Human Rights Watch s'inquiète du fait que les autorités espagnoles appliquent la loi espagnole 8/2000 (concernant les droits et les libertés des ressortissants étrangers vivant en Espagne et leur intégration sociale) et les règlements d'application de la loi espagnole sur les ressortissants étrangers1 en violant les normes nationales, régionales et internationales relatives au traitement des migrants. Bien que la loi 8/2000 soit une loi nationale applicable aux migrants de toutes les régions autonomes d'Espagne, le manque de coordination interministérielle et l'application incohérente de cette loi dans les différentes régions se traduisent par d'importantes différences dans le traitement des migrants.

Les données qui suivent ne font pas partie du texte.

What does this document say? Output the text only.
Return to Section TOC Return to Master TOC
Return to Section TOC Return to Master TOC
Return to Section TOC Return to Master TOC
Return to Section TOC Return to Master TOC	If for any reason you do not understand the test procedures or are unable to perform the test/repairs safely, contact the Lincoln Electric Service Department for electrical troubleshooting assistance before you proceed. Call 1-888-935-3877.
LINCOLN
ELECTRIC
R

Les migrants sont ainsi soumis à un traitement arbitraire, violant les normes internationales et régionales en matière de droits de l'homme.

Prenons l'exemple d'un migrant arrivant à Ceuta. Celui-ci sera vraisemblablement envoyé automatiquement sur le continent avec un ordre d'expulsion, qui, bien qu'inexécutable, fait de lui un clandestin se trouvant dans l'impossibilité de trouver un emploi en Espagne. Cette personne n'aura guère l'occasion d'introduire une demande de régularisation en Espagne, quelle que soit sa situation particulière, même s'il peut prétendre à l'asile. Par contre, s'il arrive à Melilla, le même migrant pourra soit être envoyé sur la péninsule, avec un permis de séjour et de travail valides en main, soit être rapatrié au Maroc, dans le cadre d'une procédure de rapatriement qui n'est plus légalement applicable. Enfin, dans les îles Canaries, cette personne sera probablement détenue pendant une période pouvant aller jusqu'à quarante jours, dans des conditions très précaires, dans le cadre d'une procédure contraire aux normes nationales, régionales et internationales. Elle sera ensuite rapatriée vers son pays d'origine ou, plus probablement encore, relâchée dans les rues de Las Palmas où elle sera condamnée à vivre dans la clandestinité.

Les problèmes liés à l'application arbitraire de la loi sont encore aggravés par de graves violations des droits procéduraux des migrants, parmi lesquels le droit à une assistance judiciaire, à des services de traduction et d'interprétation et à un examen individualisé de leur dossier, le droit d'accès à des procédures d'octroi du droit d'asile2 et à l'examen en appel des décisions affectant leur situation juridique en Espagne. S'agissant de groupes de migrants, et notamment d'Algériens, l'absence de procédures d'identification officielles a encouragé le recours à des procédures de décision douteuses, arbitraires et potentiellement discriminatoires.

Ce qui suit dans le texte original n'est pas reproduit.